Art Institute of Chicago Art Institute of Chicago

Das östlich des Loop gelegene Art Institute ist für sich genommen bereits eine Reise nach Chicago wert. Als eine der weltweit führenden Galerien wird das Art Institute von den Reichen Chicagos großzügig unterstützt. Mit Hilfe von Spenden wurde eine großartige, 5000 Jahre Kunstgeschichte umfassende Sammlung zusammengetragen. Die den Eingang flankierenden Bronzelöwen zählen zu den Symbolen Chicagos.

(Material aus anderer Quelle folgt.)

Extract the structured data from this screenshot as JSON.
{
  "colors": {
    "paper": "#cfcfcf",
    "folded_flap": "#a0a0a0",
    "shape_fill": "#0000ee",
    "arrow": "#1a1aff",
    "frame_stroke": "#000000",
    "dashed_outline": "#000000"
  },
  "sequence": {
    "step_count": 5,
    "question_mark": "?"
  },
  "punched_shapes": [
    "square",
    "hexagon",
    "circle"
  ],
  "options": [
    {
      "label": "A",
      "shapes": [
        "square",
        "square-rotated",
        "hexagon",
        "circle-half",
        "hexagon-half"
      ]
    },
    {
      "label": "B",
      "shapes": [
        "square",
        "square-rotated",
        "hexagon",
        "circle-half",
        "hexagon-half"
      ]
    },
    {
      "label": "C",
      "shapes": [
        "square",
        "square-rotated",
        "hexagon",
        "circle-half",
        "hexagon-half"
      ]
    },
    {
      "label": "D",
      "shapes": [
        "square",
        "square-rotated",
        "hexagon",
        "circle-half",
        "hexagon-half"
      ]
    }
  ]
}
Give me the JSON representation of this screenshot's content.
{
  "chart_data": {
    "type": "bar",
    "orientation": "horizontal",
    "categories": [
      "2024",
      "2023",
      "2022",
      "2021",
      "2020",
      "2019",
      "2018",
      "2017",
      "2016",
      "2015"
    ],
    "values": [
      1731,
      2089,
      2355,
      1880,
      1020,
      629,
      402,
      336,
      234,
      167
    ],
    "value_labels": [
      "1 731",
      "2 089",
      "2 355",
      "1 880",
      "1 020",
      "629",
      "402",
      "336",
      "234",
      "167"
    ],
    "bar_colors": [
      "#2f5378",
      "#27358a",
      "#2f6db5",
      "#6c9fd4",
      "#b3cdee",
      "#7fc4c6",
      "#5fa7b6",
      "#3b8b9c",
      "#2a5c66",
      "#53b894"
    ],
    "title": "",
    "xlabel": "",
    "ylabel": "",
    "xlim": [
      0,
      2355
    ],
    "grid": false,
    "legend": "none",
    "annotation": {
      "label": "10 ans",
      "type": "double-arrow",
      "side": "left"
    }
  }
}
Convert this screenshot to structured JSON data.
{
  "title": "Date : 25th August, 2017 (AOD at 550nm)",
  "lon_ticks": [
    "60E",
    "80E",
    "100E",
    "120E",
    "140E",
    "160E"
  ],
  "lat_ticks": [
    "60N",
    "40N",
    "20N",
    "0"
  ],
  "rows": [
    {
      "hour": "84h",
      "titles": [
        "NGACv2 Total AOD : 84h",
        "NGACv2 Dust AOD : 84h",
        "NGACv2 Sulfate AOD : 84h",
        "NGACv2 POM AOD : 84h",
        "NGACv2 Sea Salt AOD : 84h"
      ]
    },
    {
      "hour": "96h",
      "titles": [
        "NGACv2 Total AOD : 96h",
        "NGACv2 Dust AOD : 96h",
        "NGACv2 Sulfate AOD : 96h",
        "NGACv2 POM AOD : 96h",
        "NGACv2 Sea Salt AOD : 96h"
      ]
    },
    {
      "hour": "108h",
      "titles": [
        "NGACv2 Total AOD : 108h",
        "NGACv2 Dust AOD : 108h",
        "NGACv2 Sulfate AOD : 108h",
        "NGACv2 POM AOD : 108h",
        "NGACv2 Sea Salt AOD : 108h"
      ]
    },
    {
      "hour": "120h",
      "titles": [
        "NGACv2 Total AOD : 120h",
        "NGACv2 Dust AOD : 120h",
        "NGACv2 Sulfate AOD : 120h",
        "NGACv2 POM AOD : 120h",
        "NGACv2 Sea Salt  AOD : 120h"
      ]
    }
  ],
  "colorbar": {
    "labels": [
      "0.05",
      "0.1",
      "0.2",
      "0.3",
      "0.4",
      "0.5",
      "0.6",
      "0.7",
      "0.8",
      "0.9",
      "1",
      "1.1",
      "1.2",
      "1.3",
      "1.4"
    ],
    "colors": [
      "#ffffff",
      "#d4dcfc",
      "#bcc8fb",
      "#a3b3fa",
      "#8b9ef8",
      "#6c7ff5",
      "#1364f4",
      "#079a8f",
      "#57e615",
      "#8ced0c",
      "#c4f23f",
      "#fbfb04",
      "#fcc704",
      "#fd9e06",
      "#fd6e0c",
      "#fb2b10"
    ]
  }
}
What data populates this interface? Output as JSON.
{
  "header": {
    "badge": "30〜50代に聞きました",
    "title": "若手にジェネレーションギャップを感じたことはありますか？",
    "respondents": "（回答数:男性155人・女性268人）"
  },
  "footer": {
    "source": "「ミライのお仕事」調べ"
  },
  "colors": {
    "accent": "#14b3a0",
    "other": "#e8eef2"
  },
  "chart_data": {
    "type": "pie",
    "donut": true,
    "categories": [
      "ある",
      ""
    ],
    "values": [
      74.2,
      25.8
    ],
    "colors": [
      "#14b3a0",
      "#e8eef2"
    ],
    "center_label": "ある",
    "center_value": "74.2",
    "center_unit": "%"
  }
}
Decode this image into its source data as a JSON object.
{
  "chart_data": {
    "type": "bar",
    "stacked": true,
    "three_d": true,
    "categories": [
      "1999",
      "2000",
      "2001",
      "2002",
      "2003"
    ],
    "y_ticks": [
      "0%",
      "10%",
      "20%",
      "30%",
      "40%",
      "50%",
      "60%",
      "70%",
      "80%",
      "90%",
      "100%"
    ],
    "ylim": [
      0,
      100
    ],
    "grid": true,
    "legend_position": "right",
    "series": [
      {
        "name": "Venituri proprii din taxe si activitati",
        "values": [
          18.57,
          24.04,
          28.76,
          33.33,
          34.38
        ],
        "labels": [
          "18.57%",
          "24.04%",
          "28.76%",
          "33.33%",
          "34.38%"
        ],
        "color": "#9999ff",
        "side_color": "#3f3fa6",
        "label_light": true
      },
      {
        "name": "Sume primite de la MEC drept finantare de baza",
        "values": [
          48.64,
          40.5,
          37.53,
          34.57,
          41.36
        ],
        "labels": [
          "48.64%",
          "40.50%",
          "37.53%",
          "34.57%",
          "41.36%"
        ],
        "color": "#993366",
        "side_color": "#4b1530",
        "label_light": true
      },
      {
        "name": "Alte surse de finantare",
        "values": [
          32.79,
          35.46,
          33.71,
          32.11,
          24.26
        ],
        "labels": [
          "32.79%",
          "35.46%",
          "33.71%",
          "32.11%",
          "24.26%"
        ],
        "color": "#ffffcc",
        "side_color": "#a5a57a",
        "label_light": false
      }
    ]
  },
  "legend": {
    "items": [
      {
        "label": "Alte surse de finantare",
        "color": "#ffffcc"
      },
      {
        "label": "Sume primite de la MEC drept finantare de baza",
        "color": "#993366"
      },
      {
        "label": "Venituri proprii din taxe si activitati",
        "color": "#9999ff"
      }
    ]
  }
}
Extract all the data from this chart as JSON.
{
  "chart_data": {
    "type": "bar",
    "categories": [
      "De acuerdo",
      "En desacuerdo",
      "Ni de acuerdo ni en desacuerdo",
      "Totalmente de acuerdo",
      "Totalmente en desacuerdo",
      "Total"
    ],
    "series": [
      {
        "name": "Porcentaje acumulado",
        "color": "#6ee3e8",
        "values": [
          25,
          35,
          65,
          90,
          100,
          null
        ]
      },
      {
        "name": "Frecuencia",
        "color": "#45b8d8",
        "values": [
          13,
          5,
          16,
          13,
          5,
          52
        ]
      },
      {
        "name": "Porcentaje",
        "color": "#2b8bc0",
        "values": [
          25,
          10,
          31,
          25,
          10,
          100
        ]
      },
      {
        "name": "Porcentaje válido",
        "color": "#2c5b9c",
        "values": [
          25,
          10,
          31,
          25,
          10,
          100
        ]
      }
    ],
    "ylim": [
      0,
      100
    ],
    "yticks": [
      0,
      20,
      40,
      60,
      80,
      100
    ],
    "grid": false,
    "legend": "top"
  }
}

Chicago Cultural Center Chicago Cultural Center

Ein paar Blocks nördlich des Art Institute befindet sich das Chicago Cultural Center, in dem häufig Gratiskonzerte stattfinden. Dieses interessante Kulturzentrum bietet dem Besucher Galerien, Ausstellungen, eine schöne Inneneinrichtung und ein ständiges Museum. Es beherbergt auch das vergnügliche, nostalgische Museum of Broadcast Communications, das den Besucher in eine Zeit zurückführt, als es weder digitale Radio- und TV-Übertragungen noch Dutzende von Kanälen gab. An das Zeitalter des Radios wird mit lokalen Stars wie Edgar Bergen und Charlie McCarthy erinnert. Unter dem Themenkomplex Fernsehen sind Ausschnitte aus den allerersten TV-Shows und berühmten lokalen Ereignissen zu sehen, darunter die erste TV-Diskussion im Präsidentschaftswahlkampf zwischen Kennedy und Nixon 1960 bei einem Chicagoer Fernsehsender.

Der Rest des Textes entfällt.